L’hymne au pays natal
Le destin de Frédéric Bérat, né le 11 mars 1801 à Rouen, ne sera pas de reprendre le commerce de « cuir, huile et bleu de Prusse » comme l’aurait souhaité son père. Alors qu’il est envoyé à l’institution Sueur, on décèle chez lui des aptitudes à la musique et on lui attribue un professeur particulier qui lui enseignera les subtilités de la clarinette. Après avoir terminé ses études, il ira à Paris dans une grande maison de commerce de textile où il restera environ huit ans, puis dans les bureaux de l’ancien député Mercier.
Pendant ce temps, la chanson à succès, « J’ai perdu mon coutiau » est sur toutes les lèvres et son auteur n’est autre que son frère, Eustache devenu parolier. Le jeune Frédéric décide alors de suivre les pas de son aîné. Il étudie seul le piano, et Plantade lui enseignera l’art de la composition et la mélodie. Il va alors créer sa toute première chanson « Le petit savoyard » puis d’autres, qu’il chantera dans des cercles fermés mais rapidement, des chanteurs vont s’approprier ses œuvres qui seront très vite en vogue.
Il existe plusieurs versions de l’histoire de l’écriture de la célèbre chanson « Ma Normandie ». La plus connue dit que l’inspiration serait venue au parolier sur le bateau qui rejoint Rouen au Havre, dans la contemplation des coteaux et des berges. L’œuvre terminée, il serait retourné au Havre chez Eustache pour lui montrer son travail. Son frère y aurait déjà vu un succès. Il s’agit là d’un véritable trait de génie du chansonnier qui évoque la nature, le temps qui passe et la nostalgie du pays natal sur une musique simple. Béranger, alors le plus populaire des chansonniers de romances de l’époque, de vingt ans son ainé, se liera d’amitié avec Bérat et le prendra sous son aile. Celui-ci lui écrira une chanson : « La Lisette de Béranger » qui deviendra comme d’autres titres, un véritable succès.
Lorsque la SACEM est créée en 1851, « Ma Normandie » est l’une des premières chansons à y être déposée.
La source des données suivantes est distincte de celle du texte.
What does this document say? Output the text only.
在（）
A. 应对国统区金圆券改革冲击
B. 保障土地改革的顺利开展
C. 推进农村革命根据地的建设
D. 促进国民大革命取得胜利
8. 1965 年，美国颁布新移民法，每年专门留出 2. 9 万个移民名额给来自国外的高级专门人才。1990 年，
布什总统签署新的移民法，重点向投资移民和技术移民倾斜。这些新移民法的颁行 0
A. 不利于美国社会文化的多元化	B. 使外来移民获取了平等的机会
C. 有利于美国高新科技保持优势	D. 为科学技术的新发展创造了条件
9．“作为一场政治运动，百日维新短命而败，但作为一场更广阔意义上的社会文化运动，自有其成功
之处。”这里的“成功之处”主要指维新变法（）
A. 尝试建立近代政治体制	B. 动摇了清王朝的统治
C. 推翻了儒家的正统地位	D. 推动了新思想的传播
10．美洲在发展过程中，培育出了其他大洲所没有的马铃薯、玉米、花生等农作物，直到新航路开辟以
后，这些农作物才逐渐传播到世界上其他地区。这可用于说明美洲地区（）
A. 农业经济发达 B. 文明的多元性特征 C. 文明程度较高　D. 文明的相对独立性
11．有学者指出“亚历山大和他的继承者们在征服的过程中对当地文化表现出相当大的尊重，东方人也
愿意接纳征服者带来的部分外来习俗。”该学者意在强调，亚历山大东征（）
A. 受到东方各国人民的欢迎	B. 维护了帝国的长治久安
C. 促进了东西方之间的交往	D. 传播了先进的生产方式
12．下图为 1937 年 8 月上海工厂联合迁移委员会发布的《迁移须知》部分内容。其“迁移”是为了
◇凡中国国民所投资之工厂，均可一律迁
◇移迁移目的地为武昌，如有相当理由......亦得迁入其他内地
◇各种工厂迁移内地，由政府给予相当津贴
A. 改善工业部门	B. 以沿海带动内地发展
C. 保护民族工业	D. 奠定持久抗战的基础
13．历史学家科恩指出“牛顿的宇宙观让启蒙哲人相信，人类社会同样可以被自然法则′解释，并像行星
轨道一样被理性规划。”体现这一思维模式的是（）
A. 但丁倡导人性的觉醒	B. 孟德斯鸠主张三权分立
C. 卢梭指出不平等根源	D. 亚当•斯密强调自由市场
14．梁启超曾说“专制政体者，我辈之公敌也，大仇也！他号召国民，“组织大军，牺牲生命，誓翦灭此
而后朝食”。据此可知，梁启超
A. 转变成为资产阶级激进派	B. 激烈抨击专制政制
Le 2 décembre 1854, le chansonnier, Frédéric Bérat âgé de 54 ans, meurt d’un cancer de la moelle épinière, et il sera enterré au cimetière du père Lachaise à Paris. Sa chanson restera dans la culture française mais également dans bien d’autres pays car non seulement elle se fait l’hymne officieuse de la Normandie mais aussi l’hymne officielle de Jersey. Des paroliers allemands estoniens ou arméniens se sont très largement inspirés de la chanson française pour écrire les leurs.